My confusion is, why can you immediately conclude that
\begin{equation}\label{key}
Ran(A-\lambda)^{\perp} = Ker(A^{*}-\lambda)?
\end{equation}
Surely, wouldn't it be
\begin{equation}
Ran(A-\lambda)^{\perp} = Ker(A^{*}-\overline{\lambda})?
\end{equation}
where $ \overline{\lambda} $ denotes the complex conjugate of $ \lambda $.
The result in Chapter $ 4 $ they refer to I believe is the standard result of $ \mathcal{H} $ being split into the orthogonal sum $ \overline{Ran A} \oplus Ker(A^{*}) $, and possibly the result that \begin{equation} \sigma(A^{*}) = \overline{\sigma(A)}, \end{equation} if $ A $ is closed. Maybe the result \begin{equation} Ran(A-\lambda)^{\perp} = Ker(A^{*}-\lambda) \end{equation} follows from \begin{equation} \sigma(A^{*}) = \overline{\sigma(A)}? \end{equation}
Thank you!
Edit: Sorry, I should have clarified that, it is certainly true if you accept item (1) in the theorem.

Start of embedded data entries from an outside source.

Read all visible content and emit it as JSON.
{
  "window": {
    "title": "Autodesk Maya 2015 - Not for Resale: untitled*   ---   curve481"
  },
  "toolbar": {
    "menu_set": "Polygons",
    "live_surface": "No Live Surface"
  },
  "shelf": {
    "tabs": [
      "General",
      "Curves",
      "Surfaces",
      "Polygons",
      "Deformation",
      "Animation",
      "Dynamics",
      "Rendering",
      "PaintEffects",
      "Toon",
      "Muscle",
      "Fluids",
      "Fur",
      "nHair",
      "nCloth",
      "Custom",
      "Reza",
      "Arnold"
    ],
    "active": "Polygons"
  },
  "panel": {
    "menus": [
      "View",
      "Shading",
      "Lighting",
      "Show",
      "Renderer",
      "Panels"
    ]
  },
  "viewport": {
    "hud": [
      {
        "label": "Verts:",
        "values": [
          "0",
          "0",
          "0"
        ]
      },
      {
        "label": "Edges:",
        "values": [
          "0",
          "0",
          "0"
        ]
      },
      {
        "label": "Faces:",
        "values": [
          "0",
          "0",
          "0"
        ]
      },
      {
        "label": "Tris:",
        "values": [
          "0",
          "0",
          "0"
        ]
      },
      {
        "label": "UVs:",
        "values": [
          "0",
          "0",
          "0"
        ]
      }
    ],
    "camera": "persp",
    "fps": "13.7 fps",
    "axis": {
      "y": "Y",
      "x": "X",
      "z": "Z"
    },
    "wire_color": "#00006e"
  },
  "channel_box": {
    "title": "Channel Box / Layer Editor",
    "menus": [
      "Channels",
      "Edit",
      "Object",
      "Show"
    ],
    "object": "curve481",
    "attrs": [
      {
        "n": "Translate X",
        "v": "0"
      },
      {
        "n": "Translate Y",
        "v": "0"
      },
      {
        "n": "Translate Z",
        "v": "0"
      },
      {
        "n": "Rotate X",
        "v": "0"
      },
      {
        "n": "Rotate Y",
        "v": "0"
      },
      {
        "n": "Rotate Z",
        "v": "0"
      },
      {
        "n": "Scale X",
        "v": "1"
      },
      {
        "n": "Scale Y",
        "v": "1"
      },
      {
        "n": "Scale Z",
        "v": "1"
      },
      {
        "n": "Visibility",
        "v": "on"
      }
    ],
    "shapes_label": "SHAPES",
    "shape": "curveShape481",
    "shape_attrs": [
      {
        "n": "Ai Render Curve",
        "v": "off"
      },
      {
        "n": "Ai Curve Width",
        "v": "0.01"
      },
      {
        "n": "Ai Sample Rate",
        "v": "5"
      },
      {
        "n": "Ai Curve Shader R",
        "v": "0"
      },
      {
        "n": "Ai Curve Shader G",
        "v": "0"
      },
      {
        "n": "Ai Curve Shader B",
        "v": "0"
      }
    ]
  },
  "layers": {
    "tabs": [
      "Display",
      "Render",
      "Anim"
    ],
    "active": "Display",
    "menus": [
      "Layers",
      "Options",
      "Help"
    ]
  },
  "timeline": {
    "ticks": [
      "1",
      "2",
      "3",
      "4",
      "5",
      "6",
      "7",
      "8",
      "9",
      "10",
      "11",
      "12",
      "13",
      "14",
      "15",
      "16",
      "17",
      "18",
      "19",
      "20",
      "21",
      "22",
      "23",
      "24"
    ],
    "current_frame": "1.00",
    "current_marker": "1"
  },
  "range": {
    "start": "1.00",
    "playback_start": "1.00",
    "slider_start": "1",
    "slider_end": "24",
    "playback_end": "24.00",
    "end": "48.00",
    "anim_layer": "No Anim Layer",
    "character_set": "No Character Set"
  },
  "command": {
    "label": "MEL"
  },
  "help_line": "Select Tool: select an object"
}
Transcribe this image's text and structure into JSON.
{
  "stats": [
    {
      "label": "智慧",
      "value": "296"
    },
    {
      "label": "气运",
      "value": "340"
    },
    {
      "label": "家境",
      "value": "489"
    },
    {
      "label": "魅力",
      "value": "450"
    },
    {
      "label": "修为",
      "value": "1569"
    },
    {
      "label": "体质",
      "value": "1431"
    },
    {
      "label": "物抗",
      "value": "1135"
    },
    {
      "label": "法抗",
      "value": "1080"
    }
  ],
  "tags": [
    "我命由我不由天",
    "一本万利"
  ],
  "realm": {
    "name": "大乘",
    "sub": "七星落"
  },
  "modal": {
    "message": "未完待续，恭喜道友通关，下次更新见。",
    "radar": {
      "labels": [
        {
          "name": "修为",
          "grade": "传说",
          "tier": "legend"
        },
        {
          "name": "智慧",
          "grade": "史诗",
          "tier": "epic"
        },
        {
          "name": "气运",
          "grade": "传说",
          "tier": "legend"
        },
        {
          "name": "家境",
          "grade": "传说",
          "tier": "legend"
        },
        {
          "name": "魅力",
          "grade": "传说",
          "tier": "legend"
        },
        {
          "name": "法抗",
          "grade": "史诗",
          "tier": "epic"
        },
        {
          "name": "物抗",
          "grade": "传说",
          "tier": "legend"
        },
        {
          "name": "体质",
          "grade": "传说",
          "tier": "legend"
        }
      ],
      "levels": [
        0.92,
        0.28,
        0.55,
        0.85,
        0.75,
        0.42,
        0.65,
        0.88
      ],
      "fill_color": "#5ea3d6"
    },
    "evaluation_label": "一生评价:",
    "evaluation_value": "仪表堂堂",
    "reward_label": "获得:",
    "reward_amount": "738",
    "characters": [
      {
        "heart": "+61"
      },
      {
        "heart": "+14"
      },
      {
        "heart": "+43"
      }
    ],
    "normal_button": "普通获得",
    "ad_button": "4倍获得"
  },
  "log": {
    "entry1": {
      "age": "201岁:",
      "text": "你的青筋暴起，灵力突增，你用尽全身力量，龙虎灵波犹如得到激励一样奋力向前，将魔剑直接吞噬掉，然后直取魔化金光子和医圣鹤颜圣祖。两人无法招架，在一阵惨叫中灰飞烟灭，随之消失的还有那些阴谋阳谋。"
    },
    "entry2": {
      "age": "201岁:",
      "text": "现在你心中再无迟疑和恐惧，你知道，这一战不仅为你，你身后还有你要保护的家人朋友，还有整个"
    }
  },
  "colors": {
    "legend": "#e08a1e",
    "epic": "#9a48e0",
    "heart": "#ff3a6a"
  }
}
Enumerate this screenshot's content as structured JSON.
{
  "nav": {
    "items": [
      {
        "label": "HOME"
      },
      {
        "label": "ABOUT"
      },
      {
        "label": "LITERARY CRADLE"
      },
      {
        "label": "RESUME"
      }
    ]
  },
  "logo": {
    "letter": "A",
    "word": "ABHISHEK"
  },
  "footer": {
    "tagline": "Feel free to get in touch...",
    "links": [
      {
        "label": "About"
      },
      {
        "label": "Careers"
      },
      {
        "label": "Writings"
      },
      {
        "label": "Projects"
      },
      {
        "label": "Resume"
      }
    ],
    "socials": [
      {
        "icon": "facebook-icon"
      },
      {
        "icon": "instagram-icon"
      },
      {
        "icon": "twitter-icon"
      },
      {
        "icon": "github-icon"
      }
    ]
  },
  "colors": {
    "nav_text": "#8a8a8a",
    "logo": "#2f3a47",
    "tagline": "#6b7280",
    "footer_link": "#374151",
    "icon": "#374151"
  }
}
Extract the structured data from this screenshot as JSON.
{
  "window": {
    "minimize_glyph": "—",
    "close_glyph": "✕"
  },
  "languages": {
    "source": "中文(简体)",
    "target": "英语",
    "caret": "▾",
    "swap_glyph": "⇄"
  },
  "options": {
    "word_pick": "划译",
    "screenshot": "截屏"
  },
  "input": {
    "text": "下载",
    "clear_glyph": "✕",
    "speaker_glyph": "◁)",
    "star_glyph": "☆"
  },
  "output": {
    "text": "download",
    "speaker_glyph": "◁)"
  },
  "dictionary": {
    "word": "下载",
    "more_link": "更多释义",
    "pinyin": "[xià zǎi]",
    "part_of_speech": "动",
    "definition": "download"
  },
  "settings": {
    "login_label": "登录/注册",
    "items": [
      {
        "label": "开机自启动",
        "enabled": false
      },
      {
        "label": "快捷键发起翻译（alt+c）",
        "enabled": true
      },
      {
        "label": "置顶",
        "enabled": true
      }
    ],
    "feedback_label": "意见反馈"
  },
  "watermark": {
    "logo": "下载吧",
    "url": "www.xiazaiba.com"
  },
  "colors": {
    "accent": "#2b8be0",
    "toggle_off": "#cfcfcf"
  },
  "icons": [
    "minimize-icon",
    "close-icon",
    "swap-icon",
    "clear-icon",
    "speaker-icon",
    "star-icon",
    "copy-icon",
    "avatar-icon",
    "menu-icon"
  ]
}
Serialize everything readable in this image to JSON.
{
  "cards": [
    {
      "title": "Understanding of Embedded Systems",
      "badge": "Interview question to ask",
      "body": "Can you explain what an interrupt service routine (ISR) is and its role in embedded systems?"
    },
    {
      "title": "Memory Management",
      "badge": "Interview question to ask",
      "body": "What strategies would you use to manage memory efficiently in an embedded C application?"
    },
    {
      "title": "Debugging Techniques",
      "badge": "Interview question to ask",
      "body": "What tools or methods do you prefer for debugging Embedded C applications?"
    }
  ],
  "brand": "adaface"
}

However, I am still confused because they say that item (1) will be proven in Theorem 5.6. 
.
In Theorem 5.6 they then refer back to equation 5.4, so it appears to me as if there is circular logic. What am I missing?
In (2), you want to prove that a subset of the spectrum (namely the residual spectrum) is empty, so it suffices to consider $\lambda$ in the spectrum, which is a subset of the reals. Of course then $\lambda=\bar \lambda$.
In any case, the identity $\operatorname{ran}(A-\lambda)^\perp=\ker(A-\lambda)$ also holds for $\lambda\in \mathbb{C}\setminus \mathbb{R}$ simply because the spaces on both sides are $\{0\}$ for every element not in the spectrum of $A$.